Rates ripples predicted
Experts predict the US will fall into recession in late 2023, leading to a downturn in Australia.
Increases to the cost of living are approaching to a 40-year high in America, which may lead its central bank to rapidly hike rates to cool the economy down.
But the US Federal Reserve may hike interest rates too quickly and push the nation into recession, Deutsche Bank has told its clients.
“We no longer see the Fed achieving a soft landing,” Deutsche Bank economists led by Matthew Luzzetti wrote in a recent report.
“Instead, we anticipate that a more aggressive tightening of monetary policy will push the economy into a recession.”
Goldman Sachs has forecast a 35 per cent chance of a US recession in the next two years.
Such a major downturn in the largest economy in the world is likely to create negative impacts for trading partners like Australia, which may experience lower demand for exports.
Bond trading has been used to reliably predict every US recession since 1980, and with investors now being paid more for two-year bonds compared to 10-year bonds, the phenomenon called the “inverted yield curve” has been taken as a sign of things to come.

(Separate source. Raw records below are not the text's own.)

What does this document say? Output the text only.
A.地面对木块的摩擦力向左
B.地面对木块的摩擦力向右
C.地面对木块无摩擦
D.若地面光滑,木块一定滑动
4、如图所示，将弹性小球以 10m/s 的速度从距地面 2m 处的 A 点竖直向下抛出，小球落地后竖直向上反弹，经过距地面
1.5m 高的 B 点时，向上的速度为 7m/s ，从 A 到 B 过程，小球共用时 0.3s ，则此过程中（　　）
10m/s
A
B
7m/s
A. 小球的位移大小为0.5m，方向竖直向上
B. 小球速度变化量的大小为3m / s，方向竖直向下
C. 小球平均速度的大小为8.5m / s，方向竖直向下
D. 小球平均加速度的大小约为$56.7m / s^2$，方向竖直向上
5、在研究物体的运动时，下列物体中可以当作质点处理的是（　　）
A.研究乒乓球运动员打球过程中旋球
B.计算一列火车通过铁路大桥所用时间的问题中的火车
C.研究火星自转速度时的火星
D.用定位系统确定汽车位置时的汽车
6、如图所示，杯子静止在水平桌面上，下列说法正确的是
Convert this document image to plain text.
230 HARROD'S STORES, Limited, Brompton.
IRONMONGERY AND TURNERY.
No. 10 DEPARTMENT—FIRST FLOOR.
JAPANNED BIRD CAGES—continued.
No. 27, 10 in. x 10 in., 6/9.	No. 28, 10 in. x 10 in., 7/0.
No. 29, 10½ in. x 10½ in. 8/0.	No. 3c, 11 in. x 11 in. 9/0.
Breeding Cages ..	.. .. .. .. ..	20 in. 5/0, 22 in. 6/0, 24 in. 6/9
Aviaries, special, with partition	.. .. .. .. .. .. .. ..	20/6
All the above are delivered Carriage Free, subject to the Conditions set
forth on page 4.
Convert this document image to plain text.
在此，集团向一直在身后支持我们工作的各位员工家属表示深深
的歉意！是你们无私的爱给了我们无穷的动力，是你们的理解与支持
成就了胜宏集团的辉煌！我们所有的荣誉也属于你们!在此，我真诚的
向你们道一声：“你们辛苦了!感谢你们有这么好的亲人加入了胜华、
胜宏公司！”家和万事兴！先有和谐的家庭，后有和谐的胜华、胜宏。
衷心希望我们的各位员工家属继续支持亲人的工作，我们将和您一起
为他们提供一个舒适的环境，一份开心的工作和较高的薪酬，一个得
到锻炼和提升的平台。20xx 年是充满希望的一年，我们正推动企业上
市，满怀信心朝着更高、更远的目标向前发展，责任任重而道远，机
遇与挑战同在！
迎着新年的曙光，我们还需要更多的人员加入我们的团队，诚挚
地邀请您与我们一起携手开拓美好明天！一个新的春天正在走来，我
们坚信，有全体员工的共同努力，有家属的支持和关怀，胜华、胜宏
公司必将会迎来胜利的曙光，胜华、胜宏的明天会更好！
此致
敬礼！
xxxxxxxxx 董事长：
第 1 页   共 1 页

Money markets are also betting that Australia’s cash rate will be above 3 per cent by the end of next year, which would require up to a dozen rate hikes over the next year-and-a-half.
It has been predicted that if the RBA were to lift rates by 2 per cent, property prices could drop by a massive 15 per cent. This would in turn cause consumers to cut back on spending and slow down the economy.
If the RBA only hikes rates gradually, inflation could surge even higher, but if it follows the US's lead and hikes rates aggressively, it risks the same “hard landing” and another economic downturn.